Jurnal Suficademic | Artikel No. 93 | Agustus 2023
MENGUNGKAP TUHAN MELALUI ANEKA KECERDASAN
Oleh Said Muniruddin | RECTOR | The Suficademic
BISMILLAHIRRAHMANIRRAHIM. “Multiple Intelligences” (1983) karya Howard Gardner, merincikan kecerdasan manusia dalam 9 kategori. Psikolog Harvard ini coba mengurai lebih lanjut jenis kecerdasan yang sebelumnya secara sederhana diperkenalkan oleh Daniel Goleman dan para pendahulunya dalam bentuk: IQ dan EQ (“Emotional Intelligence”, 1995); dan kemudian oleh Danah Zohar dalam “Re-Wiring Corporate Brain” (1997) menambah elemen SQ/SI.
Sembilan “kecerdasan majemuk” yang diusulkan Gardner ini adalah: (1) verbal-linguistic, (2) logical-mathematical, (3) visual-spatial, (4) bodily-kinesthetic, (5) musical-rhythmic, (6) interpersonal, (7) intrapersonal, (8) naturalistic, and (9) existensial. Semua ini merupakan cara seseorang menyerap dan mengaktualisasikan pengetahuan.
Kalau Anda jago berceramah, dengan menggunakan jargon dan istilah, itu namanya kecerdasan “verbal-linguistik”. Kalau Anda ahli dalam mengabstraksi sesuatu lewat angka-angka, itu namanya kecerdasan “logis-matematis”. Kalau Anda ahli dalam melukis, menggunakan perangkat aplikasi visual dan gambar-gambar dalam memecahkan sebuah masalah, itu disebut kecerdasan “spasial-visual”. Kalau Anda ahli dalam menggunakan gerak motorik tubuh dalam menghadapi sebuah tantangan, itu namanya kecerdasan “fisik-kinestetis”.
Kalau Anda mampu menyusun nada, suara dan irama dalam memahami sesuatu, Anda punya kecerdasan “ritmik-musik”. Kalau Anda punya kemampuan dalam berkomunikasi dengan orang lain; termasuk ‘kekasyafan’ dalam memahami niat, mood, dan keinginan orang lain; Anda punya kecerdasan “interpersonal”. Jika Anda punya keahlian dalam menyelami emosi, membangun dialog dan menggali informasi baik dengan diri sendiri ataupun orang lain, itu bentuk kecerdasan “intrapersonal”. Sementara, kalau Anda ahli dalam memahami lingkungan dan membaca tanda-tanda alam, itu disebut kecerdasan “natural”.
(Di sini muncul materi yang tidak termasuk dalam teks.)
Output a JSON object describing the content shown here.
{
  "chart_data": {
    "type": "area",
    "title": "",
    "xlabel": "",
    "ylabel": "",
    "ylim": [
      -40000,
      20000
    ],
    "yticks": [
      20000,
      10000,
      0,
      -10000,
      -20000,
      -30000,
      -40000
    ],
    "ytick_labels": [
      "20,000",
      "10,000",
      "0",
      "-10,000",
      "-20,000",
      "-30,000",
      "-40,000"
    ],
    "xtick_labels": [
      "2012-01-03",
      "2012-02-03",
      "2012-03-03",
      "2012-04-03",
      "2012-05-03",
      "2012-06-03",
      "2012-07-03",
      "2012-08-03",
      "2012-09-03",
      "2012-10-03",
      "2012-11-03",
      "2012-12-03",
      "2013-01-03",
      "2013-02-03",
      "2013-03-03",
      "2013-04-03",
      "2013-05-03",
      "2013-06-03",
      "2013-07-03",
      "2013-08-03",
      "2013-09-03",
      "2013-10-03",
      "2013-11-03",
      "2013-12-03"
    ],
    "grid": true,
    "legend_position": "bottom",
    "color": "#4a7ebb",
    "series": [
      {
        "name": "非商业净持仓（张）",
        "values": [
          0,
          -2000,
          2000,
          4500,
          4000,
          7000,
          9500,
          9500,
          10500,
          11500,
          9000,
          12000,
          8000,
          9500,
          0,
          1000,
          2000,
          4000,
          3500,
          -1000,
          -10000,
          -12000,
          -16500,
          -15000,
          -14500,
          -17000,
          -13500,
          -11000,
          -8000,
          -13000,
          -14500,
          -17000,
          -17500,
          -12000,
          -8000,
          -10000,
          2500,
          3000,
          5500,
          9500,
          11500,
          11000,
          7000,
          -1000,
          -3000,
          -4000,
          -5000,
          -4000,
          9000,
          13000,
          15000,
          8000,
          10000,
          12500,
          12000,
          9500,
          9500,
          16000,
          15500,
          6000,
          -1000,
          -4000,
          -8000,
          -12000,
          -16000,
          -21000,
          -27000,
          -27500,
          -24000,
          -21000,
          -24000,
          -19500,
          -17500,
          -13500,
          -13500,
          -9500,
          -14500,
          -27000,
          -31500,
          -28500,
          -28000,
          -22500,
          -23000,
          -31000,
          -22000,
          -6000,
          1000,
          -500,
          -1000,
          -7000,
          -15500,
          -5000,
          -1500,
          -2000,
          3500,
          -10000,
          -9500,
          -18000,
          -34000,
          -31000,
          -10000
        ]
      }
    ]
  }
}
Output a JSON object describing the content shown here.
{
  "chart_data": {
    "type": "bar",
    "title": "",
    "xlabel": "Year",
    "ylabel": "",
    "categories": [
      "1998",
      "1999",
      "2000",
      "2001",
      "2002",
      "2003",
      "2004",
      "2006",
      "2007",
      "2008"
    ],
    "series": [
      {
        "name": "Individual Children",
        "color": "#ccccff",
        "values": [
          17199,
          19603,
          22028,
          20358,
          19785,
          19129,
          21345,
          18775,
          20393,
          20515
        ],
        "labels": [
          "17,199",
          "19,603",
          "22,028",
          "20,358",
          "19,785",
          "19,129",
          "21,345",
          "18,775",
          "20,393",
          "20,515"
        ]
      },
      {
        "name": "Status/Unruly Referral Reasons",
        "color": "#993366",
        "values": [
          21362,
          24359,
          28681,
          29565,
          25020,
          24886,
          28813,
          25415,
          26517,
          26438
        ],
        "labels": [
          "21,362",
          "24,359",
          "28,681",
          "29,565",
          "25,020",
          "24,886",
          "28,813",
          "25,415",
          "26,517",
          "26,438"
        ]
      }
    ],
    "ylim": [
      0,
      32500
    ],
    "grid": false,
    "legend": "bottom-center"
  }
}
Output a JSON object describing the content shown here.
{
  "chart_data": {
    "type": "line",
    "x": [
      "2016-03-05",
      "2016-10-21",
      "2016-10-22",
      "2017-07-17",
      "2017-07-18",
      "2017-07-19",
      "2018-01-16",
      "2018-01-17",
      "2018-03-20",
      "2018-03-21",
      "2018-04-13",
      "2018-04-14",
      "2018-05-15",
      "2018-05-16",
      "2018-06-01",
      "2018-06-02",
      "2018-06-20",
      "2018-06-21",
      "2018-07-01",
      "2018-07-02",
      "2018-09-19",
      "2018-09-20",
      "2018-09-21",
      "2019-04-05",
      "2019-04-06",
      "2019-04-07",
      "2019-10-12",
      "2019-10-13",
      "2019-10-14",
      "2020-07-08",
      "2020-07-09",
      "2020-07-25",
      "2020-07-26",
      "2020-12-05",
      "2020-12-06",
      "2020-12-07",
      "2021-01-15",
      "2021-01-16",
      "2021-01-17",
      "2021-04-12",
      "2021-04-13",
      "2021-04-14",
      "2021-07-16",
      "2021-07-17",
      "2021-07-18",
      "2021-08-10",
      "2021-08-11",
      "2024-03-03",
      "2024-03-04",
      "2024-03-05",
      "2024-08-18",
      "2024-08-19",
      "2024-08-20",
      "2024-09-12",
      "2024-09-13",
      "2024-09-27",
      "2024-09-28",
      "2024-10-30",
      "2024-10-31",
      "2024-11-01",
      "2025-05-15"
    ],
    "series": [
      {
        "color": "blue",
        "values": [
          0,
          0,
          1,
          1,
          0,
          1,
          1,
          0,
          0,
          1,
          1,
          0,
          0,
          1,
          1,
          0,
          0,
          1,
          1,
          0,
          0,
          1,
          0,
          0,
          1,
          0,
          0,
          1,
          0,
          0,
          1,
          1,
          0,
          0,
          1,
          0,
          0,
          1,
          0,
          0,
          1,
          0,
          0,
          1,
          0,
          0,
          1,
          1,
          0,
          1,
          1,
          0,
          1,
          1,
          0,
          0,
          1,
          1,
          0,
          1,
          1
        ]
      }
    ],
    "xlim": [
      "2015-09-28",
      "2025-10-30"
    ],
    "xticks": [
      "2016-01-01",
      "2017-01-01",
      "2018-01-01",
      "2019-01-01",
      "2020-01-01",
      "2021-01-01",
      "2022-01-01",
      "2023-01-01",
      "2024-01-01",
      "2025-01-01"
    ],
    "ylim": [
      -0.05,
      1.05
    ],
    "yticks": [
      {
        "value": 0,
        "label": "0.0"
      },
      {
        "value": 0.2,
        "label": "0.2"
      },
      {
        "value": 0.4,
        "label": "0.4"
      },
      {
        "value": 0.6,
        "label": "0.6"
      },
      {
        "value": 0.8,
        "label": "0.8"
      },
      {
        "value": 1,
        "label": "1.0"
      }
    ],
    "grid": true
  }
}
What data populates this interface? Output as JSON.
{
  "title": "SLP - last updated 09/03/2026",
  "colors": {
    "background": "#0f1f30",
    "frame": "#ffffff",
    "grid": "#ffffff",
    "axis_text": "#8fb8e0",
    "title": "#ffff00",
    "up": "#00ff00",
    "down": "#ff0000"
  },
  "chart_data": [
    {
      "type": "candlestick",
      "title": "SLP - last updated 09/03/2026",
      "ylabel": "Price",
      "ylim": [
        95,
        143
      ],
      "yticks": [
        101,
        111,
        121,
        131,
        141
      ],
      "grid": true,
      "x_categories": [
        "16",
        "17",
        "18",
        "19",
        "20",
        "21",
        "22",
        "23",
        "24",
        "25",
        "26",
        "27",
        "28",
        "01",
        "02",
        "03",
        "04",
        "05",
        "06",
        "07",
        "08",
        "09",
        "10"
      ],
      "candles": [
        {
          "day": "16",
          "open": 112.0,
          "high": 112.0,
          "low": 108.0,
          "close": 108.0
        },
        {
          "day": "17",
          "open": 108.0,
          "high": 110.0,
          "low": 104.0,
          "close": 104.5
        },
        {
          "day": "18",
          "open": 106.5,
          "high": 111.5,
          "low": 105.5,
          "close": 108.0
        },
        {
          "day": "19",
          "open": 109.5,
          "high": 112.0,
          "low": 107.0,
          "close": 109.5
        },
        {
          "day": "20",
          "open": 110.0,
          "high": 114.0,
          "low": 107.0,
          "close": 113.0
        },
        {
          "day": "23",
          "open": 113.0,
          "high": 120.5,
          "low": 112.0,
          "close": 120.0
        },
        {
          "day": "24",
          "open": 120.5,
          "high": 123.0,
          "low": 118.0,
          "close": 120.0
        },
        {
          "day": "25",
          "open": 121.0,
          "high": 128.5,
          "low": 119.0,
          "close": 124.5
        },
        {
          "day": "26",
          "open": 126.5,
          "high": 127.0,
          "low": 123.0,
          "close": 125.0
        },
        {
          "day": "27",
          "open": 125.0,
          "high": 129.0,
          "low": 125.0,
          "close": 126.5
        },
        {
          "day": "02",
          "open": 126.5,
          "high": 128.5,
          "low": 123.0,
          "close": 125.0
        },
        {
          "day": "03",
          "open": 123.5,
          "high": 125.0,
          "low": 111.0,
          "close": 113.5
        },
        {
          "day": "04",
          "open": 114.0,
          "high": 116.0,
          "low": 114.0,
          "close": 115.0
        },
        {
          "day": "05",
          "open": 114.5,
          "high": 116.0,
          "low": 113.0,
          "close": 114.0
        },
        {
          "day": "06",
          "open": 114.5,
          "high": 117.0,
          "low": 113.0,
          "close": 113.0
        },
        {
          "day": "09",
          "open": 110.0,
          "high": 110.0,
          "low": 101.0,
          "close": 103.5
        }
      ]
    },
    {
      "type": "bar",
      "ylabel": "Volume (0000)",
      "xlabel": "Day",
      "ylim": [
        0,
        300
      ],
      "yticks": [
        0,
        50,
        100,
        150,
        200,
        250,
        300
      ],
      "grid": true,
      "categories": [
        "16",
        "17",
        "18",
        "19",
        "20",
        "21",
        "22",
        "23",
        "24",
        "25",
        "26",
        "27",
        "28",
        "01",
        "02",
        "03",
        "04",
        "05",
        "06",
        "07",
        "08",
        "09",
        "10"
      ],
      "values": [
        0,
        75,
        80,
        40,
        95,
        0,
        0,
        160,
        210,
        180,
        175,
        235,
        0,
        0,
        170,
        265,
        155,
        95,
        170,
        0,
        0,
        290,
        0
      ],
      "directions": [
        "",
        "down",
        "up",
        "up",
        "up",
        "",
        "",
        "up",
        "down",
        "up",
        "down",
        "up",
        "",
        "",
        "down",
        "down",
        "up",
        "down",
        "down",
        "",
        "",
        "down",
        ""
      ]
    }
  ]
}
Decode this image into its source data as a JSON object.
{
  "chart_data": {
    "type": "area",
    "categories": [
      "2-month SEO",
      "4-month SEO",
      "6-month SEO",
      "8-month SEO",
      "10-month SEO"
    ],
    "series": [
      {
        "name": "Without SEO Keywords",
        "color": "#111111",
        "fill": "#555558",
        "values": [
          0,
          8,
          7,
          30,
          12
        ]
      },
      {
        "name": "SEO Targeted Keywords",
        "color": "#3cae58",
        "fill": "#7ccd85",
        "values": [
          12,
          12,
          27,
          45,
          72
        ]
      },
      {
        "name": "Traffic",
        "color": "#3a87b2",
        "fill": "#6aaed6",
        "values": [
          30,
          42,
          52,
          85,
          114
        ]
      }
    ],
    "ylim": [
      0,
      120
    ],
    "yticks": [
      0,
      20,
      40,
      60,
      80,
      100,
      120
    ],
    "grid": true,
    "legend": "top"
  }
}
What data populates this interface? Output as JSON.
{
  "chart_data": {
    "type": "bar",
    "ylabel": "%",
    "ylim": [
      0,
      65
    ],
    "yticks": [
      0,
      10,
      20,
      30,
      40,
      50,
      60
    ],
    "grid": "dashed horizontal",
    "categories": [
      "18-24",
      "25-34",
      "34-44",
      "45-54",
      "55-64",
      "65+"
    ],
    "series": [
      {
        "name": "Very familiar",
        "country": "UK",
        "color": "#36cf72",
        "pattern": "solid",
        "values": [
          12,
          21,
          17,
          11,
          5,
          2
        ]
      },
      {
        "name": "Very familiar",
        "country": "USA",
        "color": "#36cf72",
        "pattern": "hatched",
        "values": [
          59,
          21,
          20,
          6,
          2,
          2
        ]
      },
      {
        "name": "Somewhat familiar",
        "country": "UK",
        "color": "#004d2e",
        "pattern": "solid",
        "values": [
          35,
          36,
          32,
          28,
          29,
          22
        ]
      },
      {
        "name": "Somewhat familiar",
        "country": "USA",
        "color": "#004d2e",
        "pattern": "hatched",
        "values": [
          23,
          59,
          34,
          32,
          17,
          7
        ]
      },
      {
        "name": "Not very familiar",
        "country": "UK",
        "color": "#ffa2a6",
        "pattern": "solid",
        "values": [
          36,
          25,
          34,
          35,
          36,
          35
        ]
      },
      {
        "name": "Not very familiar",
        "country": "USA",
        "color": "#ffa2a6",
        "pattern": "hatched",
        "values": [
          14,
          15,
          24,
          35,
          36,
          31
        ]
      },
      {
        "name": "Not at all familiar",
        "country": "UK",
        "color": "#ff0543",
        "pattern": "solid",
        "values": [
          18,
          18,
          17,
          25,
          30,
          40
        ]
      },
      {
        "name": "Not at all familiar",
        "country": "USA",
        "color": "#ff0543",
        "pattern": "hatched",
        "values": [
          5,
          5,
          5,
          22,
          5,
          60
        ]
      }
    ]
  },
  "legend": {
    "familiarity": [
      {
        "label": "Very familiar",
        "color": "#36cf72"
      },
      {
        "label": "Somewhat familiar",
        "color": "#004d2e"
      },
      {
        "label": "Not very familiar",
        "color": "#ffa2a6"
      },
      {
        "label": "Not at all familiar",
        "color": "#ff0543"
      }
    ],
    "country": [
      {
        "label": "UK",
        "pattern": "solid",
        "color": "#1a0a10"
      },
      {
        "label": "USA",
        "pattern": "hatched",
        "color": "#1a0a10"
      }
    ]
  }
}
Terakhir, jika Anda ahli dalam berfikir kritis dalam rangka menggali makna dan tujuan terdalam dari sesuatu, ibarat filsuf, itu disebut kecerdasan “eksistensial”. Gardner tidak memperkenalkan istilah kecerdasan “spiritual” dalam teorinya. Sebab, saat itu ia masih bingung bagaimana cara mengukurnya secara saintifik. Itu kelemahannya. Sebagai gantinya, ia menyebut itu sebagai kecerdasan “eksistensial”. Ini adalah bentuk kecerdasan reflektif-interpretatif yang berusaha mempertanyakan “tujuan hidup”, dan makna-makna religius/transendental dari sesuatu yang selalu kita kerjakan. Termasuk: “Siapa kita?”, “Mengapa kita ada disini?”, “Mau kemana kita”, dan sebagainya.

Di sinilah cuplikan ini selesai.